Nakuru County Assembly plenary hall was on Wednesday decorated with beautiful African attire.
This was the first time the MCAs conducted their session in “Made in Kenya” attire after Nakuru County Speaker Joel Maina Kairu amended the rules.
Naivasha East MCA Stanley Karanja wore a customised Kikuyu traditional outfit decorated with beads and cowrie shells and a white hat made of fur.
“I thank Speaker Kairu for allowing MCAs to wear African attire. It’s good to have an identity which we have been missing in the House,” said Mr Karanja.
He added: “As prolific Kenyan author Ngugi Wa Thiong’o would rightly put it, we are now decolonising the mind by wearing African attire in the assembly.”

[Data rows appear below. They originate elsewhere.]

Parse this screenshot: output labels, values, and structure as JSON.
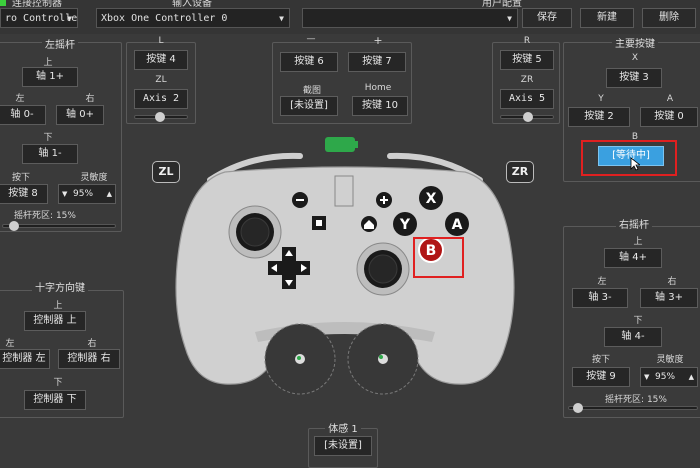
{
  "top": {
    "left_title": "连接控制器",
    "left_combo": "ro Controller",
    "mid_title": "输入设备",
    "mid_combo": "Xbox One Controller 0",
    "right_title": "用户配置",
    "save": "保存",
    "new": "新建",
    "delete": "删除"
  },
  "left_stick": {
    "title": "左摇杆",
    "up_label": "上",
    "up_value": "轴 1+",
    "left_label": "左",
    "left_value": "轴 0-",
    "right_label": "右",
    "right_value": "轴 0+",
    "down_label": "下",
    "down_value": "轴 1-",
    "press_label": "按下",
    "press_value": "按键 8",
    "sens_label": "灵敏度",
    "sens_value": "95%",
    "deadzone_label": "摇杆死区: 15%"
  },
  "l_group": {
    "l_label": "L",
    "l_value": "按键 4",
    "zl_label": "ZL",
    "zl_value": "Axis 2"
  },
  "mid_group": {
    "minus_label": "—",
    "minus_value": "按键 6",
    "plus_label": "+",
    "plus_value": "按键 7",
    "capture_label": "截图",
    "capture_value": "[未设置]",
    "home_label": "Home",
    "home_value": "按键 10"
  },
  "r_group": {
    "r_label": "R",
    "r_value": "按键 5",
    "zr_label": "ZR",
    "zr_value": "Axis 5"
  },
  "main_buttons": {
    "title": "主要按键",
    "x_label": "X",
    "x_value": "按键 3",
    "y_label": "Y",
    "y_value": "按键 2",
    "a_label": "A",
    "a_value": "按键 0",
    "b_label": "B",
    "b_value": "[等待中]"
  },
  "dpad": {
    "title": "十字方向键",
    "up_label": "上",
    "up_value": "控制器 上",
    "left_label": "左",
    "left_value": "控制器 左",
    "right_label": "右",
    "right_value": "控制器 右",
    "down_label": "下",
    "down_value": "控制器 下"
  },
  "right_stick": {
    "title": "右摇杆",
    "up_label": "上",
    "up_value": "轴 4+",
    "left_label": "左",
    "left_value": "轴 3-",
    "right_label": "右",
    "right_value": "轴 3+",
    "down_label": "下",
    "down_value": "轴 4-",
    "press_label": "按下",
    "press_value": "按键 9",
    "sens_label": "灵敏度",
    "sens_value": "95%",
    "deadzone_label": "摇杆死区: 15%"
  },
  "motion": {
    "label": "体感 1",
    "value": "[未设置]"
  },
  "controller": {
    "zl": "ZL",
    "zr": "ZR",
    "x": "X",
    "y": "Y",
    "a": "A",
    "b": "B"
  },
  "colors": {
    "accent": "#3aa0e0",
    "highlight": "#e02020",
    "battery": "#2ea84a",
    "b_button": "#b01414"
  }
}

There was a heated debate when Kabazi MCA Peter Mbae said Mr Karanja was wearing a traditional outfit.
“Mr Speaker you should make a ruling as to whether the Kikuyu council of elders’ attire that is worn by Mr Karanja is part of the approved African attire,” said Dr Mbae.
“Kikuyu council of elders’ dress is not for the MCAs to wear in the assembly, it is a ceremonial dress for special occasions,” said Dr Mbae
But Mr Karanja insisted that he was properly dressed as per the new assembly dressing code for Wednesdays.
Last month, Mr Kairu initiated the move to amend the Speaker’s rules on MCA’s dress code. Mr Kairu said this was in line with Jubilee administration manufacturing pillar of the Big Four Agenda as advocated by President Uhuru Kenyatta.
MADE IN KENYA
Nakuru MCAs will now wear made in Kenya attire on Wednesdays. “The introduction of African attire in the assembly will break the monotony of a tie and suit,” said Mr Karanja.
Nakuru becomes the first county assembly out of 47 to allow its members to address the session in African outfits.
In June, while presiding over the reopening of Rivatex in Eldoret, President Kenyatta urged all public servants to wear Kenyan made garments to boost the local textile industry.